The documents reveal that the spy agencies used methods to defeat the use of “ubiquitous encryption across the Internet” such as: covert means to ensure that the NSA controlled setting of international encryption standards; the use of super computers to break encryption; and collaboration with technology companies and internet service providers (ISPs).
This information came from documents from the NSA and its United Kingdom counterpart, the Government Communications Headquarters (GCHQ), which were obtained and published by the Guardian and the New York Times newspapers and the non-profit investigative journalism organization ProPublica.
The agencies, according to reports, also injected so called “backdoors” into commercial encryption software to ensure they could decrypt messages when they wanted to.
The assault against Internet encryption has been carried by the agencies since 2000, according to the documents. As much as $250 million is poured into the program by the NSA each year. The program includes covertly influencing product designs.

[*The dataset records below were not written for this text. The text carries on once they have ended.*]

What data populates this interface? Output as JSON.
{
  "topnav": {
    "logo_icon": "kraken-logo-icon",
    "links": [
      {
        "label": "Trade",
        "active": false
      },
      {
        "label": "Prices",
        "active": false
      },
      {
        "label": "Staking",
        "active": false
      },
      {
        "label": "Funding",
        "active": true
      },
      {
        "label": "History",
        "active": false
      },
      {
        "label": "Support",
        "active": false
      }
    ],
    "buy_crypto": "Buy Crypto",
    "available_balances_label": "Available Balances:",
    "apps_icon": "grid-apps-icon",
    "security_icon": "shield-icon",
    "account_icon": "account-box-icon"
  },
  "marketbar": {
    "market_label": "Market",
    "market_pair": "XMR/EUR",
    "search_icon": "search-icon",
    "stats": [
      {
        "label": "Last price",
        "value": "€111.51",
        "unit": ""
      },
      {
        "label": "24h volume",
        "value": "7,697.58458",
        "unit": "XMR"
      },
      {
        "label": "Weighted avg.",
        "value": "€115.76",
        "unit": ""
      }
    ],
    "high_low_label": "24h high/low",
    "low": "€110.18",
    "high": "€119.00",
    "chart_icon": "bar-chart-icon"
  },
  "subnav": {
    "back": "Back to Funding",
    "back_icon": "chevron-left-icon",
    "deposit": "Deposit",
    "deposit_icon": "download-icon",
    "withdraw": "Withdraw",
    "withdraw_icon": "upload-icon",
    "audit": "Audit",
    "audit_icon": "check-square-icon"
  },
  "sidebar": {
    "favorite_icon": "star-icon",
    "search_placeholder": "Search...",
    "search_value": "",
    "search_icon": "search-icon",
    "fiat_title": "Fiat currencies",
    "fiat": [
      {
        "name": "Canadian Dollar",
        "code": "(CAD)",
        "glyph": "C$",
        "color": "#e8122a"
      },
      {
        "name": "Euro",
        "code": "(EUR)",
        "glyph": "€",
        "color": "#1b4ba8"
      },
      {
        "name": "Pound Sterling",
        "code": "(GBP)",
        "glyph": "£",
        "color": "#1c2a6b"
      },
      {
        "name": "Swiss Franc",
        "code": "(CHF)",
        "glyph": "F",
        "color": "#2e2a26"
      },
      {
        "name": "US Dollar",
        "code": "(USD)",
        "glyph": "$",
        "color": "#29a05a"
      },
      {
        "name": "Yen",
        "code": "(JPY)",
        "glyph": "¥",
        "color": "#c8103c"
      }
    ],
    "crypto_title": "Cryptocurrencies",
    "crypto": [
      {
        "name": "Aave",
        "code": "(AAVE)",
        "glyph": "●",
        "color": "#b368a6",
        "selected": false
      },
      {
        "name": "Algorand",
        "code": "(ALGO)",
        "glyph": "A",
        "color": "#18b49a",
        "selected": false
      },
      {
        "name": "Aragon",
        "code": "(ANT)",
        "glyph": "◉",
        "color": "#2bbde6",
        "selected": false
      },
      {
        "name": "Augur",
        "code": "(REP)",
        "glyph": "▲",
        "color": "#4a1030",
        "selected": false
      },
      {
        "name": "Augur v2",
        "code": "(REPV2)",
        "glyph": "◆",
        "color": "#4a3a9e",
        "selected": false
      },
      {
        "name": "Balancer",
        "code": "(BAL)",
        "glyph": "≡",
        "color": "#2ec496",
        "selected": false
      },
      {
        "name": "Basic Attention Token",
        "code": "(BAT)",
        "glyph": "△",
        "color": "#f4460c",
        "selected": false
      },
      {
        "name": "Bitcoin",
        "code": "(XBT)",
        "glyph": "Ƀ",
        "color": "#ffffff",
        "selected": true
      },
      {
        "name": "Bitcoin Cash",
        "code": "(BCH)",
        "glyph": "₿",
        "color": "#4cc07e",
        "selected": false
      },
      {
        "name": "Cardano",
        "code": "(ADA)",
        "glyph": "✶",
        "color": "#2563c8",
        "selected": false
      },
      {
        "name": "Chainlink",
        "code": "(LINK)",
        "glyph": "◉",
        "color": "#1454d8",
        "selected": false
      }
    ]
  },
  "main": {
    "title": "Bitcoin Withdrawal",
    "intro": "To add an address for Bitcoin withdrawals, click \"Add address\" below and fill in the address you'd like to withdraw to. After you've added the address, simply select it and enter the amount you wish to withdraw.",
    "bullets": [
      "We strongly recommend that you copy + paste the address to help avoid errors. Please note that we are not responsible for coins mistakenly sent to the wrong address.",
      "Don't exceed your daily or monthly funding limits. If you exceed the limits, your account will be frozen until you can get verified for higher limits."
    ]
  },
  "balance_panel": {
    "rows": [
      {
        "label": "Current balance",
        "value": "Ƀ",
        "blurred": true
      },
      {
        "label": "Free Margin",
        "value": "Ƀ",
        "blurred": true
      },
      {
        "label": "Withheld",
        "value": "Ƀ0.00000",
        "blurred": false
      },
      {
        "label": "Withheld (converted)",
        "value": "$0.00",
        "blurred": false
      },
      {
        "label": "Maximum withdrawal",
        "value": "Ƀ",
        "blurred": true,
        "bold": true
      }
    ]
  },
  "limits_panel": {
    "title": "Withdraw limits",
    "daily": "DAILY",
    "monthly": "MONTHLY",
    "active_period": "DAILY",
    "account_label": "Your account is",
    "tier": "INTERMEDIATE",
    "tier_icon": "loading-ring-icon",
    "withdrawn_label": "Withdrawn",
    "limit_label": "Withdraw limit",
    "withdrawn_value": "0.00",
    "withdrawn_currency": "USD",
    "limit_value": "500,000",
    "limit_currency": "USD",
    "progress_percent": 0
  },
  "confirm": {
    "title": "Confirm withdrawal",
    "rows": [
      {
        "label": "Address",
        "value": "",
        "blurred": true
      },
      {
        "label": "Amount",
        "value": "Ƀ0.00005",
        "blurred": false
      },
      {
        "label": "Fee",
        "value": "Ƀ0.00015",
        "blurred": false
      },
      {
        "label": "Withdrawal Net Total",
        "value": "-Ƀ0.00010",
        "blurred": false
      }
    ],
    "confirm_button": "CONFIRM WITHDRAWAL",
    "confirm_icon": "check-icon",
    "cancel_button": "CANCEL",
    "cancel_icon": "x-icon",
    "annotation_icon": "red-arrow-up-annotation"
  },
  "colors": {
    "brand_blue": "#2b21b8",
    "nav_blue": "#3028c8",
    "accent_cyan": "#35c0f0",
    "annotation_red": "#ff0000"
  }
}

The GCHQ has also been working on breaking into the encryption traffic of online companies, Google, Yahoo, Facebook and Hotmail.
Earlier this year, Snowden blew the lid off the NSA’s Prism program which was designed to gather online user data. Following the leak, it was made known that U.S. intelligence agencies are secretly empowered by law to compel American companies to release metadata on customers communications. Snowden is now in asylum in Russia.
The U.S. government has maintained that it was not spying on American citizens and that the surveillance activities were responsible for thwarting several critical terrorist plots.
Revelations that some high-profile American technology companies have been providing data to the government has caused some consternation in the industry with several businesses involved in the scandal scrambling to repair the public relations damage arising from privacy concerns.
Some analysts estimate that U.S. cloud computing firms could lose as much as $35 billion from the fallout of the Prism scandal.